Nonclinical Toxicology
Carcinogenesis, Mutagenesis, Impairment Of Fertility
Studies have not been conducted to evaluate the carcinogenic or mutagenic potential of zanidatamab-hrii.
Fertility studies with zanidatamab-hrii have not been conducted.
Use In Specific Populations
Pregnancy
Risk Summary
Based on mechanism of action, ZIIHERA can cause fetal harm when administered to a pregnant woman. There are no human or animal data on the use of ZIIHERA in pregnancy. In literature reports, use of a HER2-directed antibody during pregnancy resulted in cases of oligohydramnios and oligohydramnios sequence manifesting as pulmonary hypoplasia, skeletal abnormalities, and neonatal death. Use of ZIIHERA is not recommended during pregnancy (see Clinical Considerations). Advise patients of potential risks to a fetus.
The estimated background risk of major birth defects and miscarriage for the indicated population is unknown. All pregnancies have a background risk of birth defect, loss, or other adverse outcomes. In the U.S. general population, background risks of major birth defects and miscarriage in clinically recognized pregnancies are 2 to 4% and 15 to 20%, respectively.
Clinical Considerations
Fetal/Neonatal Adverse Reactions
Monitor women who received ZIIHERA during pregnancy or within 4 months prior to conception for oligohydramnios. If oligohydramnios occurs, perform fetal testing that is appropriate for gestational age and consistent with local standard of care.
Lactation
Risk Summary
There are no data on the presence of zanidatamab-hrii in human milk, the effects on the breastfed child, or the effects on milk production. Published data suggest human IgG is present in human milk but does not enter neonatal or infant circulation in substantial amounts. Consider developmental and health benefits of breastfeeding along with the mother’s clinical need for ZIIHERA treatment and any potential adverse effects on the breastfed child from ZIIHERA or from the underlying maternal condition. This consideration should also take into account the ZIIHERA half-life of approximately 21 days and a washout period of 4 months [see CLINICAL PHARMACOLOGY].
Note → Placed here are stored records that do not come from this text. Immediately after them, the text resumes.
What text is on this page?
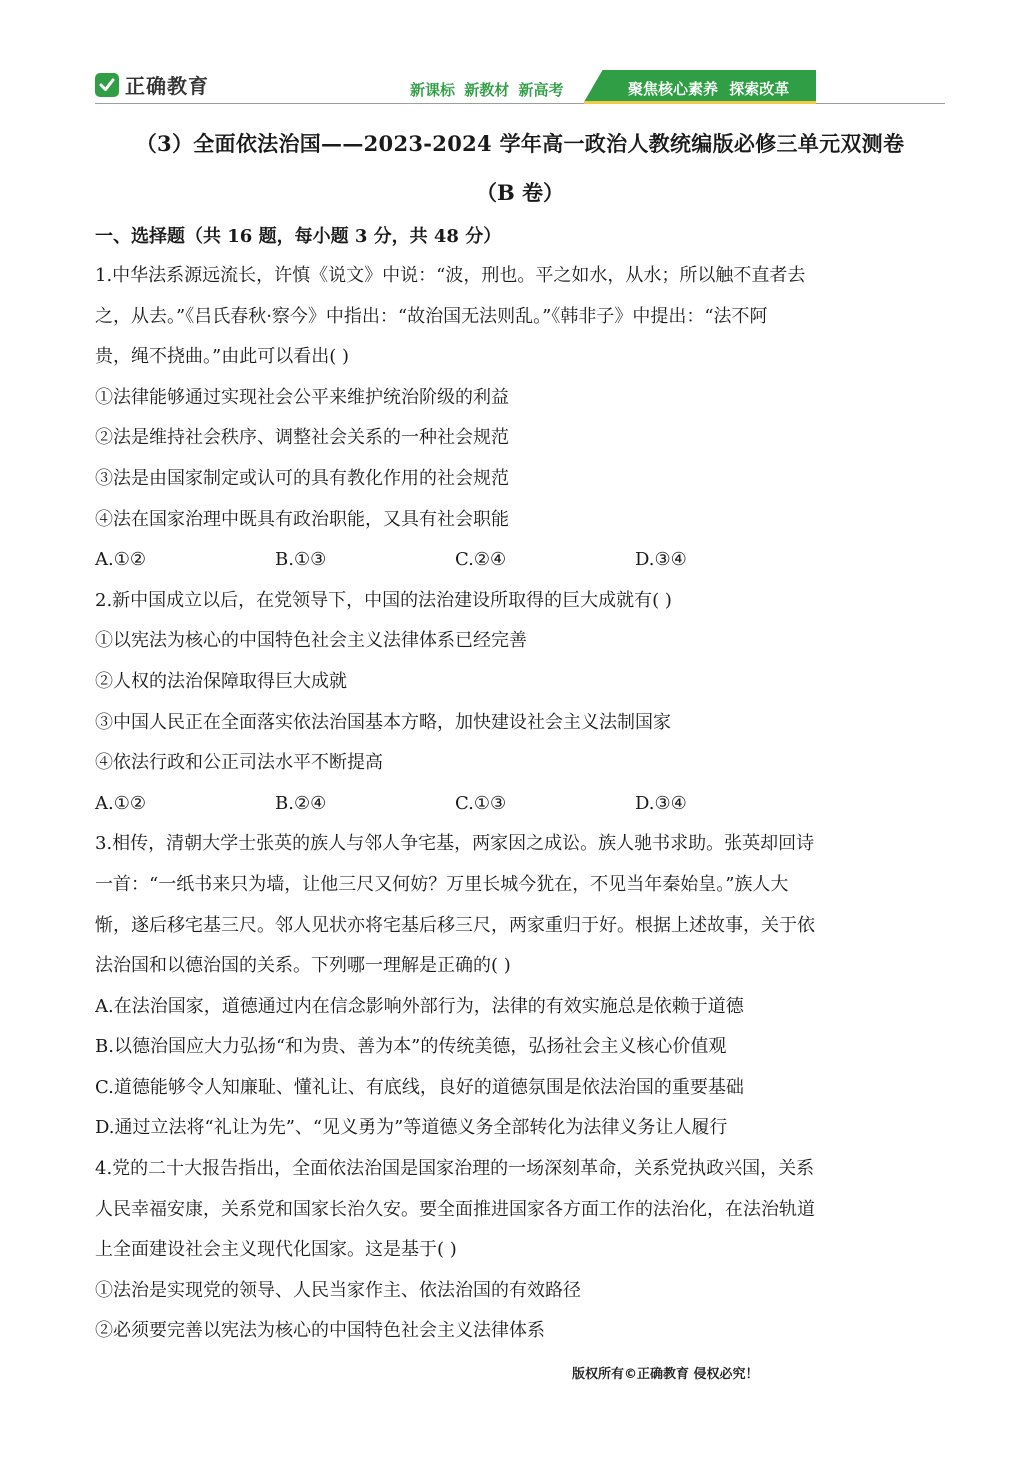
正确教育	新课标 新教材 新高考	聚焦核心素养 探索改革
（3）全面依法治国——2023-2024 学年高一政治人教统编版必修三单元双测卷
（B 卷）
一、选择题（共 16 题，每小题 3 分，共 48 分）
1.中华法系源远流长，许慎《说文》中说：“波，刑也。平之如水，从水；所以触不直者去
之，从去。”《吕氏春秋·察今》中指出：“故治国无法则乱。”《韩非子》中提出：“法不阿
贵，绳不挠曲。”由此可以看出( )
①法律能够通过实现社会公平来维护统治阶级的利益
②法是维持社会秩序、调整社会关系的一种社会规范
③法是由国家制定或认可的具有教化作用的社会规范
④法在国家治理中既具有政治职能，又具有社会职能
A.①②	B.①③	C.②④	D.③④
2.新中国成立以后，在党领导下，中国的法治建设所取得的巨大成就有( )
①以宪法为核心的中国特色社会主义法律体系已经完善
②人权的法治保障取得巨大成就
③中国人民正在全面落实依法治国基本方略，加快建设社会主义法制国家
④依法行政和公正司法水平不断提高
A.①②	B.②④	C.①③	D.③④
3.相传，清朝大学士张英的族人与邻人争宅基，两家因之成讼。族人驰书求助。张英却回诗
一首：“一纸书来只为墙，让他三尺又何妨？万里长城今犹在，不见当年秦始皇。”族人大
惭，遂后移宅基三尺。邻人见状亦将宅基后移三尺，两家重归于好。根据上述故事，关于依
法治国和以德治国的关系。下列哪一理解是正确的( )
A.在法治国家，道德通过内在信念影响外部行为，法律的有效实施总是依赖于道德
B.以德治国应大力弘扬“和为贵、善为本”的传统美德，弘扬社会主义核心价值观
C.道德能够令人知廉耻、懂礼让、有底线，良好的道德氛围是依法治国的重要基础
D.通过立法将“礼让为先”、“见义勇为”等道德义务全部转化为法律义务让人履行
4.党的二十大报告指出，全面依法治国是国家治理的一场深刻革命，关系党执政兴国，关系
人民幸福安康，关系党和国家长治久安。要全面推进国家各方面工作的法治化，在法治轨道
上全面建设社会主义现代化国家。这是基于( )
①法治是实现党的领导、人民当家作主、依法治国的有效路径
②必须要完善以宪法为核心的中国特色社会主义法律体系
版权所有©正确教育 侵权必究！
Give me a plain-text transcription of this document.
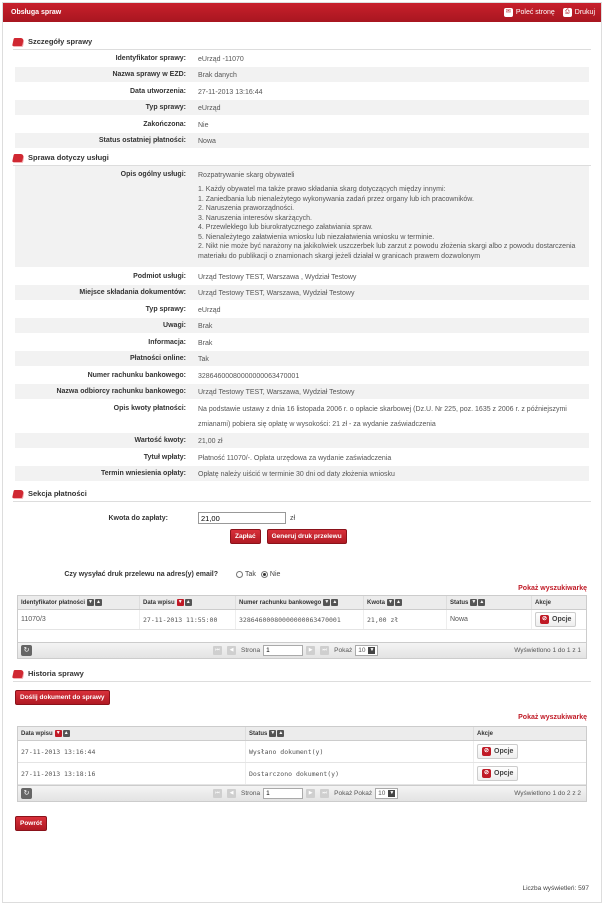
Obsługa spraw	✉ Poleć stronę	⎙ Drukuj
Szczegóły sprawy
Identyfikator sprawy:	eUrząd -11070
Nazwa sprawy w EZD:	Brak danych
Data utworzenia:	27-11-2013 13:16:44
Typ sprawy:	eUrząd
Zakończona:	Nie
Status ostatniej płatności:	Nowa
Sprawa dotyczy usługi
Opis ogólny usługi:	Rozpatrywanie skarg obywateli

1. Każdy obywatel ma także prawo składania skarg dotyczących między innymi:
1. Zaniedbania lub nienależytego wykonywania zadań przez organy lub ich pracowników.
2. Naruszenia praworządności.
3. Naruszenia interesów skarżących.
4. Przewlekłego lub biurokratycznego załatwiania spraw.
5. Nienależytego załatwienia wniosku lub niezałatwienia wniosku w terminie.
2. Nikt nie może być narażony na jakikolwiek uszczerbek lub zarzut z powodu złożenia skargi albo z powodu dostarczenia materiału do publikacji o znamionach skargi jeżeli działał w granicach prawem dozwolonym
Podmiot usługi:	Urząd Testowy TEST, Warszawa , Wydział Testowy
Miejsce składania dokumentów:	Urząd Testowy TEST, Warszawa, Wydział Testowy
Typ sprawy:	eUrząd
Uwagi:	Brak
Informacja:	Brak
Płatności online:	Tak
Numer rachunku bankowego:	32864600080000000063470001
Nazwa odbiorcy rachunku bankowego:	Urząd Testowy TEST, Warszawa, Wydział Testowy
Opis kwoty płatności:	Na podstawie ustawy z dnia 16 listopada 2006 r. o opłacie skarbowej (Dz.U. Nr 225, poz. 1635 z 2006 r. z późniejszymi zmianami) pobiera się opłatę w wysokości: 21 zł - za wydanie zaświadczenia
Wartość kwoty:	21,00 zł
Tytuł wpłaty:	Płatność 11070/-. Opłata urzędowa za wydanie zaświadczenia
Termin wniesienia opłaty:	Opłatę należy uiścić w terminie 30 dni od daty złożenia wniosku
Sekcja płatności
Kwota do zapłaty:
21,00	zł
Zapłać	Generuj druk przelewu
Czy wysyłać druk przelewu na adres(y) email?	Tak Nie
Pokaż wyszukiwarkę
Identyfikator płatności ▼ ▲	Data wpisu ▼ ▲	Numer rachunku bankowego ▼ ▲	Kwota ▼ ▲	Status ▼ ▲	Akcje
11070/3	27-11-2013 11:55:00	32864600080000000063470001	21,00 zł	Nowa	⊘ Opcje
↻	⏮	◀	Strona
1	▶	⏭	Pokaż 10 ▼	Wyświetlono 1 do 1 z 1
Historia sprawy
Doślij dokument do sprawy
Pokaż wyszukiwarkę
Data wpisu ▼ ▲	Status ▼ ▲	Akcje
27-11-2013 13:16:44	Wysłano dokument(y)	⊘ Opcje
27-11-2013 13:18:16	Dostarczono dokument(y)	⊘ Opcje
↻	⏮	◀	Strona
1	▶	⏭	Pokaż Pokaż 10 ▼	Wyświetlono 1 do 2 z 2
Powrót
Liczba wyświetleń: 597
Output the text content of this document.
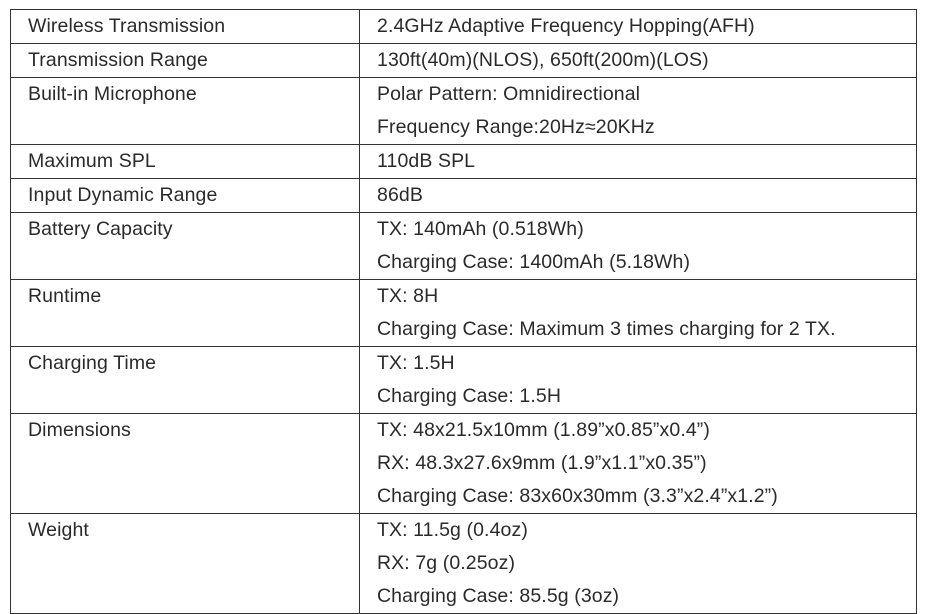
Wireless Transmission	2.4GHz Adaptive Frequency Hopping(AFH)

Transmission Range	130ft(40m)(NLOS), 650ft(200m)(LOS)

Built-in Microphone	Polar Pattern: Omnidirectional
Frequency Range:20Hz≈20KHz

Maximum SPL	110dB SPL

Input Dynamic Range	86dB

Battery Capacity	TX: 140mAh (0.518Wh)
Charging Case: 1400mAh (5.18Wh)

Runtime	TX: 8H
Charging Case: Maximum 3 times charging for 2 TX.

Charging Time	TX: 1.5H
Charging Case: 1.5H

Dimensions	TX: 48x21.5x10mm (1.89”x0.85”x0.4”)
RX: 48.3x27.6x9mm (1.9”x1.1”x0.35”)
Charging Case: 83x60x30mm (3.3”x2.4”x1.2”)

Weight	TX: 11.5g (0.4oz)
RX: 7g (0.25oz)
Charging Case: 85.5g (3oz)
Females And Males Of Reproductive Potential
ZIIHERA can cause fetal harm when administered to a pregnant woman [see WARNINGS AND PRECAUTIONS, Pregnancy].
Pregnancy Testing
Verify the pregnancy status of females of reproductive potential prior to the initiation of ZIIHERA [see Pregnancy].
Contraception
Females
ZIIHERA can cause embryo-fetal harm when administered during pregnancy. Advise females of reproductive potential to use effective contraception during treatment with ZIIHERA and for 4 months following the last dose of ZIIHERA.
Pediatric Use
Safety and efficacy of ZIIHERA have not been established in pediatric patients.
Geriatric Use
Of the 80 patients who received ZIIHERA for unresectable or metastatic biliary tract cancer in HERIZON-BTC-01, there were 39 (49%) patients 65 years of age and older. Thirty-seven (46%) were aged 65-74 years old and 2 (3%) were aged 75 years or older [see Clinical Studies].
No overall differences in safety or effectiveness were observed between these patients and younger adult patients.